Design for Formulation – Experimental Design

By David Calvert, October 2024

It has been a while since the last post on our approach to Design for Formulation but now we come back to an element that is common to all science projects, namely experimental design.

So, there can be many ways of approaching your design and in many cases you use a combination of these approaches (after all a formulator is not a robot, powered by AI!). We often talk about five approaches but in recent times a sixth has been developed, but more about that later. The first approach (we call it Trial and Error) involves a large amount of risk but is based often on experience in that a formulation worked well in the past and we start from there. This “bottle picking” can be successful but any advances are likely to just be incremental and not revolutionary.

The second approach moves up the scale and again relies upon experience but combines this with some rules of thumb, such as recommendations from a supplier, or an understanding of ingredients having worked previously with a chemically similar active ingredient. The next level of complexity involves Statistical Design of Experiments and this approach has been made much more accessible with software developments. Caution is still required and you should avoid using this as a “black box” and not giving findings some scrutiny. We have worked with clients where the noise from the test method has exceeded the relationship they were claiming. A good statistical design and analysis can help you to reach the global optimum formulation, however, and bring some radical understanding and changes.
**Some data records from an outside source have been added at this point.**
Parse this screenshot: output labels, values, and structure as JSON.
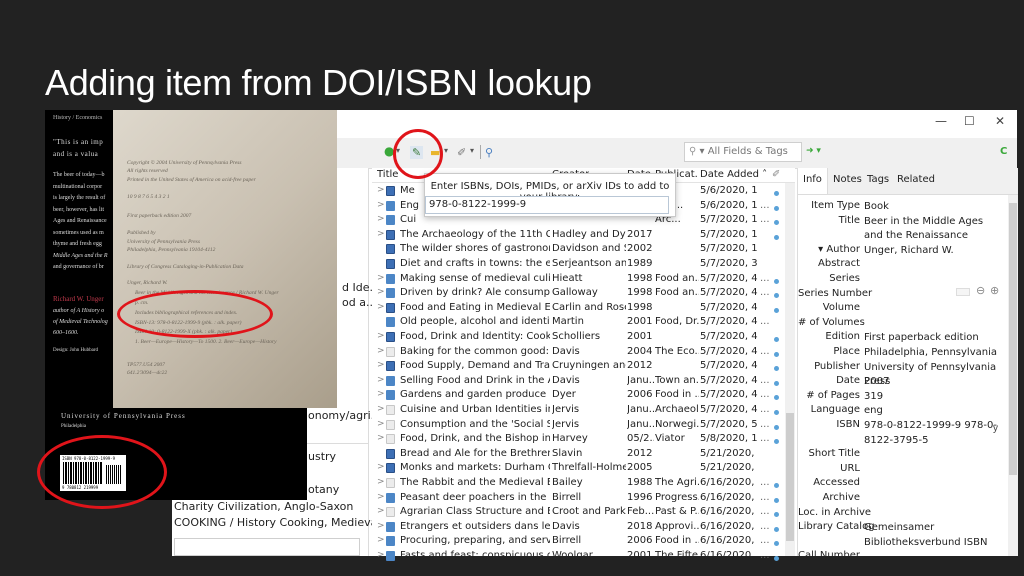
{
  "slide": {
    "title": "Adding item from DOI/ISBN lookup"
  },
  "window": {
    "controls": {
      "minimize": "—",
      "maximize": "☐",
      "close": "✕"
    }
  },
  "toolbar": {
    "new_item_icon": "●",
    "add_by_identifier_icon": "✎",
    "new_note_icon": "▬",
    "attach_icon": "✐",
    "advanced_search_icon": "⚲",
    "dropdown": "▾",
    "search_mode": "▾ All Fields & Tags",
    "search_icon": "⚲",
    "sync_icon": "C",
    "locate_icon": "➜ ▾"
  },
  "lookup_popup": {
    "label": "Enter ISBNs, DOIs, PMIDs, or arXiv IDs to add to your library:",
    "value": "978-0-8122-1999-9"
  },
  "left_pane": {
    "fragments": [
      "d Ide...",
      "od a...",
      "onomy/agri...",
      "ustry",
      "otany"
    ],
    "tags_line1": "Charity   Civilization, Anglo-Saxon",
    "tags_line2": "COOKING / History   Cooking, Medieval   Diet",
    "tag_filter_value": ""
  },
  "item_tree": {
    "columns": [
      "Title",
      "Creator",
      "Date",
      "Publicat...",
      "Date Added ˄"
    ],
    "rows": [
      {
        "type": "section",
        "twisty": ">",
        "title": "Me",
        "creator": "",
        "date": "",
        "pub": "",
        "added": "5/6/2020, 11:...",
        "more": "",
        "dot": true
      },
      {
        "type": "book",
        "twisty": ">",
        "title": "Eng",
        "creator": "",
        "date": "",
        "pub": "al R...",
        "added": "5/6/2020, 11:...",
        "more": "...",
        "dot": true
      },
      {
        "type": "book",
        "twisty": ">",
        "title": "Cui",
        "creator": "",
        "date": "",
        "pub": "Arc...",
        "added": "5/7/2020, 12:...",
        "more": "...",
        "dot": true
      },
      {
        "type": "section",
        "twisty": ">",
        "title": "The Archaeology of the 11th Centur...",
        "creator": "Hadley and Dyer",
        "date": "2017",
        "pub": "",
        "added": "5/7/2020, 12:...",
        "more": "",
        "dot": true
      },
      {
        "type": "section",
        "twisty": "",
        "title": "The wilder shores of gastronomy: t...",
        "creator": "Davidson and S...",
        "date": "2002",
        "pub": "",
        "added": "5/7/2020, 1:3...",
        "more": "",
        "dot": false
      },
      {
        "type": "section",
        "twisty": "",
        "title": "Diet and crafts in towns: the eviden...",
        "creator": "Serjeantson an...",
        "date": "1989",
        "pub": "",
        "added": "5/7/2020, 3:5...",
        "more": "",
        "dot": false
      },
      {
        "type": "book",
        "twisty": ">",
        "title": "Making sense of medieval culinary r...",
        "creator": "Hieatt",
        "date": "1998",
        "pub": "Food an...",
        "added": "5/7/2020, 4:1...",
        "more": "...",
        "dot": true
      },
      {
        "type": "book",
        "twisty": ">",
        "title": "Driven by drink? Ale consumption a...",
        "creator": "Galloway",
        "date": "1998",
        "pub": "Food an...",
        "added": "5/7/2020, 4:1...",
        "more": "...",
        "dot": true
      },
      {
        "type": "section",
        "twisty": ">",
        "title": "Food and Eating in Medieval Europe",
        "creator": "Carlin and Rose...",
        "date": "1998",
        "pub": "",
        "added": "5/7/2020, 4:1...",
        "more": "",
        "dot": true
      },
      {
        "type": "book",
        "twisty": "",
        "title": "Old people, alcohol and identity in ...",
        "creator": "Martin",
        "date": "2001",
        "pub": "Food, Dr...",
        "added": "5/7/2020, 4:2...",
        "more": "...",
        "dot": false
      },
      {
        "type": "section",
        "twisty": ">",
        "title": "Food, Drink and Identity: Cooking, E...",
        "creator": "Scholliers",
        "date": "2001",
        "pub": "",
        "added": "5/7/2020, 4:2...",
        "more": "",
        "dot": true
      },
      {
        "type": "article",
        "twisty": ">",
        "title": "Baking for the common good: a rea...",
        "creator": "Davis",
        "date": "2004",
        "pub": "The Eco...",
        "added": "5/7/2020, 4:2...",
        "more": "...",
        "dot": true
      },
      {
        "type": "section",
        "twisty": ">",
        "title": "Food Supply, Demand and Trade: A...",
        "creator": "Cruyningen and...",
        "date": "2012",
        "pub": "",
        "added": "5/7/2020, 4:2...",
        "more": "",
        "dot": true
      },
      {
        "type": "book",
        "twisty": ">",
        "title": "Selling Food and Drink in the After...",
        "creator": "Davis",
        "date": "Janu...",
        "pub": "Town an...",
        "added": "5/7/2020, 4:3...",
        "more": "...",
        "dot": true
      },
      {
        "type": "book",
        "twisty": ">",
        "title": "Gardens and garden produce in the...",
        "creator": "Dyer",
        "date": "2006",
        "pub": "Food in ...",
        "added": "5/7/2020, 4:4...",
        "more": "...",
        "dot": true
      },
      {
        "type": "article",
        "twisty": ">",
        "title": "Cuisine and Urban Identities in Med...",
        "creator": "Jervis",
        "date": "Janu...",
        "pub": "Archaeol...",
        "added": "5/7/2020, 4:5...",
        "more": "...",
        "dot": true
      },
      {
        "type": "article",
        "twisty": ">",
        "title": "Consumption and the 'Social Self' i...",
        "creator": "Jervis",
        "date": "Janu...",
        "pub": "Norwegi...",
        "added": "5/7/2020, 5:0...",
        "more": "...",
        "dot": true
      },
      {
        "type": "article",
        "twisty": ">",
        "title": "Food, Drink, and the Bishop in Medi...",
        "creator": "Harvey",
        "date": "05/2...",
        "pub": "Viator",
        "added": "5/8/2020, 11:...",
        "more": "...",
        "dot": true
      },
      {
        "type": "section",
        "twisty": "",
        "title": "Bread and Ale for the Brethren: The ...",
        "creator": "Slavin",
        "date": "2012",
        "pub": "",
        "added": "5/21/2020, 4:...",
        "more": "",
        "dot": false
      },
      {
        "type": "section",
        "twisty": ">",
        "title": "Monks and markets: Durham Cathe...",
        "creator": "Threlfall-Holmes",
        "date": "2005",
        "pub": "",
        "added": "5/21/2020, 4:...",
        "more": "",
        "dot": false
      },
      {
        "type": "article",
        "twisty": ">",
        "title": "The Rabbit and the Medieval East A...",
        "creator": "Bailey",
        "date": "1988",
        "pub": "The Agri...",
        "added": "6/16/2020, 1:...",
        "more": "...",
        "dot": true
      },
      {
        "type": "book",
        "twisty": ">",
        "title": "Peasant deer poachers in the medie...",
        "creator": "Birrell",
        "date": "1996",
        "pub": "Progress...",
        "added": "6/16/2020, 1:...",
        "more": "...",
        "dot": true
      },
      {
        "type": "article",
        "twisty": ">",
        "title": "Agrarian Class Structure and Econo...",
        "creator": "Croot and Parker",
        "date": "Feb....",
        "pub": "Past & P...",
        "added": "6/16/2020, 1:...",
        "more": "...",
        "dot": true
      },
      {
        "type": "book",
        "twisty": ">",
        "title": "Etrangers et outsiders dans les mar...",
        "creator": "Davis",
        "date": "2018",
        "pub": "Approvi...",
        "added": "6/16/2020, 2:...",
        "more": "...",
        "dot": true
      },
      {
        "type": "book",
        "twisty": ">",
        "title": "Procuring, preparing, and serving v...",
        "creator": "Birrell",
        "date": "2006",
        "pub": "Food in ...",
        "added": "6/16/2020, 5:...",
        "more": "...",
        "dot": true
      },
      {
        "type": "book",
        "twisty": ">",
        "title": "Fasts and feast: conspicuous consu...",
        "creator": "Woolgar",
        "date": "2001",
        "pub": "The Fifte...",
        "added": "6/16/2020, 6:...",
        "more": "...",
        "dot": true
      }
    ]
  },
  "item_pane": {
    "tabs": [
      "Info",
      "Notes",
      "Tags",
      "Related"
    ],
    "active_tab": "Info",
    "fields": [
      {
        "label": "Item Type",
        "value": "Book"
      },
      {
        "label": "Title",
        "value": "Beer in the Middle Ages and the Renaissance"
      },
      {
        "label": "▾  Author",
        "value": "Unger, Richard W."
      },
      {
        "label": "Abstract",
        "value": ""
      },
      {
        "label": "Series",
        "value": ""
      },
      {
        "label": "Series Number",
        "value": ""
      },
      {
        "label": "Volume",
        "value": ""
      },
      {
        "label": "# of Volumes",
        "value": ""
      },
      {
        "label": "Edition",
        "value": "First paperback edition"
      },
      {
        "label": "Place",
        "value": "Philadelphia, Pennsylvania"
      },
      {
        "label": "Publisher",
        "value": "University of Pennsylvania Press"
      },
      {
        "label": "Date",
        "value": "2007"
      },
      {
        "label": "# of Pages",
        "value": "319"
      },
      {
        "label": "Language",
        "value": "eng"
      },
      {
        "label": "ISBN",
        "value": "978-0-8122-1999-9 978-0-8122-3795-5"
      },
      {
        "label": "Short Title",
        "value": ""
      },
      {
        "label": "URL",
        "value": ""
      },
      {
        "label": "Accessed",
        "value": ""
      },
      {
        "label": "Archive",
        "value": ""
      },
      {
        "label": "Loc. in Archive",
        "value": ""
      },
      {
        "label": "Library Catalog",
        "value": "Gemeinsamer Bibliotheksverbund ISBN"
      },
      {
        "label": "Call Number",
        "value": ""
      }
    ],
    "date_suffix": "y",
    "author_controls": {
      "remove": "⊖",
      "add": "⊕"
    }
  },
  "cover_photo": {
    "category": "History / Economics",
    "quote1": "\"This is an imp",
    "quote2": "and is a valua",
    "blurb": [
      "The beer of today—b",
      "multinational corpor",
      "is largely the result of",
      "beer, however, has lit",
      "Ages and Renaissance",
      "sometimes used as m",
      "thyme and fresh egg",
      "Middle Ages and the R",
      "and governance of br"
    ],
    "author_line": "Richard W. Unger",
    "author_bio": [
      "author of A History o",
      "of Medieval Technolog",
      "600–1600."
    ],
    "designer": "Design: John Hubbard",
    "publisher": "University of Pennsylvania Press",
    "city": "Philadelphia",
    "barcode_text": "ISBN 978-0-8122-1999-9",
    "barcode_num": "9 780812 219999"
  },
  "copyright_photo": {
    "lines": [
      "Copyright © 2004 University of Pennsylvania Press",
      "All rights reserved",
      "Printed in the United States of America on acid-free paper",
      "10 9 8 7 6 5 4 3 2 1",
      "First paperback edition 2007",
      "Published by",
      "University of Pennsylvania Press",
      "Philadelphia, Pennsylvania 19104-4112",
      "Library of Congress Cataloging-in-Publication Data",
      "Unger, Richard W.",
      "Beer in the Middle Ages and the Renaissance / Richard W. Unger",
      "p. cm.",
      "Includes bibliographical references and index.",
      "ISBN-13: 978-0-8122-1999-9 (pbk. : alk. paper)",
      "ISBN-10: 0-8122-1999-X (pbk. : alk. paper)",
      "1. Beer—Europe—History—To 1500.  2. Beer—Europe—History",
      "TP577.U54  2007",
      "641.2'3094—dc22"
    ]
  }
}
You can listen to an old webinar with more details on Statistical Design of Experiments on our web-site.

A modification of the rule of thumb approach is to make use of some theories and models that have tried to rationalise results. This could be the use of Hydrophilic Lipophilic Balance (HLB) to help with choice of surfactant or Stokes Law to improve stability of suspensions and emulsions. Another theory that we have found useful has been Hansen Solubility Parameters (HSP). We have a webinar recording on our web-site which explains more on HSP.

The most complex approach to implement is the use of fully predictive models for formulation. This “in silico” formulation has been investigated most in pharmaceuticals and can be costly although it can lead to the evaluation of more radical formulations.

It is impossible to discuss any topic these days without mentioning the use of artificial intelligence and as we have discussed a number of times, this is being looked at by formulators. An interesting approach using machine learning is being developed by Intellegens and their system can use sparse, noisy data to develop further experiments and optimise formulations. All of course still need the principles we have outlined in previous posts on Design for Formulation such as customer promise, critical attributes and risk assessment.